# Train pipeline

This notebook takes the train and test data and does the following:

- Data processing (cleaning, feature engineering, scaling etc.) to prepare it for model training
- Trains a simple model
- Saves any artifacts that will be used during inference to disk

> This process will likely be captured in a Pipeline asset on Highwind

In [1]:
# Config
RANDOM_SEED = 42
ARTIFACT_SAVE_DIR = "../saved_model/"
TRAIN_DATA_PATH = "../data/train.csv"
TEST_DATA_PATH = "../data/test.csv"
TARGET_COLUMN = "MedHouseVal"
MODEL_ARGS = {
    "alpha": 0.01,
    "fit_intercept": True,
    "random_state": RANDOM_SEED
}
PUSH_TO_HF = True # Whether to push to Hugging Face Hub or not
HF_REPO_NAME = "MelioAI/california-housing" # For pushing model to Hugging Face Hub 

In [2]:
import os
import sklearn
from sklearn.preprocessing import StandardScaler
from sklearn.linear_model import Lasso
from sklearn.metrics import mean_squared_error
import pandas as pd
import joblib
from skops import card, hub_utils
from tempfile import mkdtemp, mkstemp
from pathlib import Path

  from .autonotebook import tqdm as notebook_tqdm


## Load data

In [3]:
train_df = pd.read_csv(TRAIN_DATA_PATH)
train_df.head(3)

Unnamed: 0,MedInc,HouseAge,AveRooms,AveBedrms,Population,AveOccup,Latitude,Longitude,MedHouseVal
0,3.2596,33.0,5.017657,1.006421,2300.0,3.691814,32.71,-117.03,1.03
1,3.8125,49.0,4.473545,1.041005,1314.0,1.738095,33.77,-118.16,3.821
2,4.1563,4.0,5.645833,0.985119,915.0,2.723214,34.66,-120.48,1.726


In [4]:
# Separate features and labels
X_train = train_df.copy()
y_train = X_train.pop(TARGET_COLUMN)

In [5]:
# Check shapes
print(f"X_train: {X_train.shape}")
print(f"y_train: {y_train.shape}")

X_train: (16512, 8)
y_train: (16512,)


## Process data

### Optional steps

Insert any optional data processing steps here

In [6]:
# (Optional) Add data cleaning here

In [7]:
# (Optional) Add feature engineering here

### Feature scaling

In [8]:
# Initialise scaler and scale train features
scaler = StandardScaler()
X_train_scaled = scaler.fit_transform(X_train)

In [9]:
# Save the scaler for later use
save_scaler_path = os.path.join(ARTIFACT_SAVE_DIR, "scaler.joblib")
joblib.dump(scaler, save_scaler_path)

['../saved_model/scaler.joblib']

## Train model

In [10]:
# Define model
model = Lasso(**MODEL_ARGS)

In [11]:
# Train model
model.fit(X_train_scaled, y_train)

In [12]:
# Check learned model weights
model.coef_

array([ 0.80095744,  0.12708701, -0.16275931,  0.20620745, -0.        ,
       -0.03060176, -0.79011254, -0.75567379])

In [13]:
# Save the model for later use
save_model_path = os.path.join(ARTIFACT_SAVE_DIR, "model.joblib")
joblib.dump(model, save_model_path)

['../saved_model/model.joblib']

## (Optional) Save to Hugging Face Hub

Save trained model files to the Hugging Face Hub so that they can be downloaded later. In this step, we use the useful helper functions provided by the `skops` package.

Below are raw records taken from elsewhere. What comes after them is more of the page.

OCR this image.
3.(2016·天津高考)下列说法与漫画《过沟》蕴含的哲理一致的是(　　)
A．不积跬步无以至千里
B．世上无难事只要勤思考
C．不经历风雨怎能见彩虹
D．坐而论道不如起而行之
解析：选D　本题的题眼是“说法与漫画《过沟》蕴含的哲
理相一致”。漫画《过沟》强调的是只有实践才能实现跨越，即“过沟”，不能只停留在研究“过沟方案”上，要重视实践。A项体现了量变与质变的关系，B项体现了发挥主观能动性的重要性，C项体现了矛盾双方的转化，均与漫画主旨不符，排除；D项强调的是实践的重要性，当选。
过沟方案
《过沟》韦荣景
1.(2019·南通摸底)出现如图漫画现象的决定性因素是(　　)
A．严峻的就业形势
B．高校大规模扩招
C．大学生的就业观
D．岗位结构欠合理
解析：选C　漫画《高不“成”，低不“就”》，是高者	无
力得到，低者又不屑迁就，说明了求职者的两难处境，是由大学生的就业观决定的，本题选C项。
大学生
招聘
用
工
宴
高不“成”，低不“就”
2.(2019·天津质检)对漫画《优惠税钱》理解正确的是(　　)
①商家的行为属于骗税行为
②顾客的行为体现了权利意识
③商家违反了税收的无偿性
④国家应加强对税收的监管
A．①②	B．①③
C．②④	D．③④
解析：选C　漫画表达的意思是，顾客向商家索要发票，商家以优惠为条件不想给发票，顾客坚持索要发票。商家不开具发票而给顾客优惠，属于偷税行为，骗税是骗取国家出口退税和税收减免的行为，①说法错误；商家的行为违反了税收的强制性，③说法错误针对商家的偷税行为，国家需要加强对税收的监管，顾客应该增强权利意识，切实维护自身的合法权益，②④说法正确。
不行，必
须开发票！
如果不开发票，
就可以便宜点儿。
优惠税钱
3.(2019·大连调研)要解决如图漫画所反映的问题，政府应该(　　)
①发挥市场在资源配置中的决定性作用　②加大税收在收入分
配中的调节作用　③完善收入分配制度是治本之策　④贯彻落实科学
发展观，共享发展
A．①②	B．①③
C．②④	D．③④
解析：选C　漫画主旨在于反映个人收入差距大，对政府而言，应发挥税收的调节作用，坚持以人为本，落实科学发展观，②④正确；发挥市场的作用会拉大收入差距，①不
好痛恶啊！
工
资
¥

If `PUSH_TO_HF` is enabled (see top of this notebook), this section will execute. Remember to log into Hugging Face with the CLI by running: `huggingface-cli login` otherwise this section won't work.

In [14]:
# Make temporary local repo dir
local_repo = Path("../hf-repo") # mkdtemp(prefix="skops-")

if PUSH_TO_HF:

    # Initialise HF repo
    hub_utils.init(
        model=Path(save_model_path),
        requirements=[
            f"scikit-learn=={sklearn.__version__}",
            f"joblib=={joblib.__version__}"
        ],
        dst=local_repo,
        task="tabular-classification",
        data=X_train.head(),
        model_format="pickle"
    )

    # Add feature scaler to repo
    hub_utils.add_files(save_scaler_path, dst=local_repo)

In [15]:
if PUSH_TO_HF:

    # Create and populate basic model card
    model_card = card.Card(model=model)
    metadata = card.metadata_from_config(local_repo / "config.json")
    
    # Add model card detail
    limitations = (
        "This model is made for the purposes of showing how to use Highwind only."
    )
    model_description = (
        "This is a linear regression model trained on California housing dataset. This model could be"
        " used to predict median price of a house in California, given certain features. This model is very basic and"
        " should only be used as an example of how to use Highwind."
    )
    model_card_authors = "MelioAI, ruanmelio"
    usage_code = """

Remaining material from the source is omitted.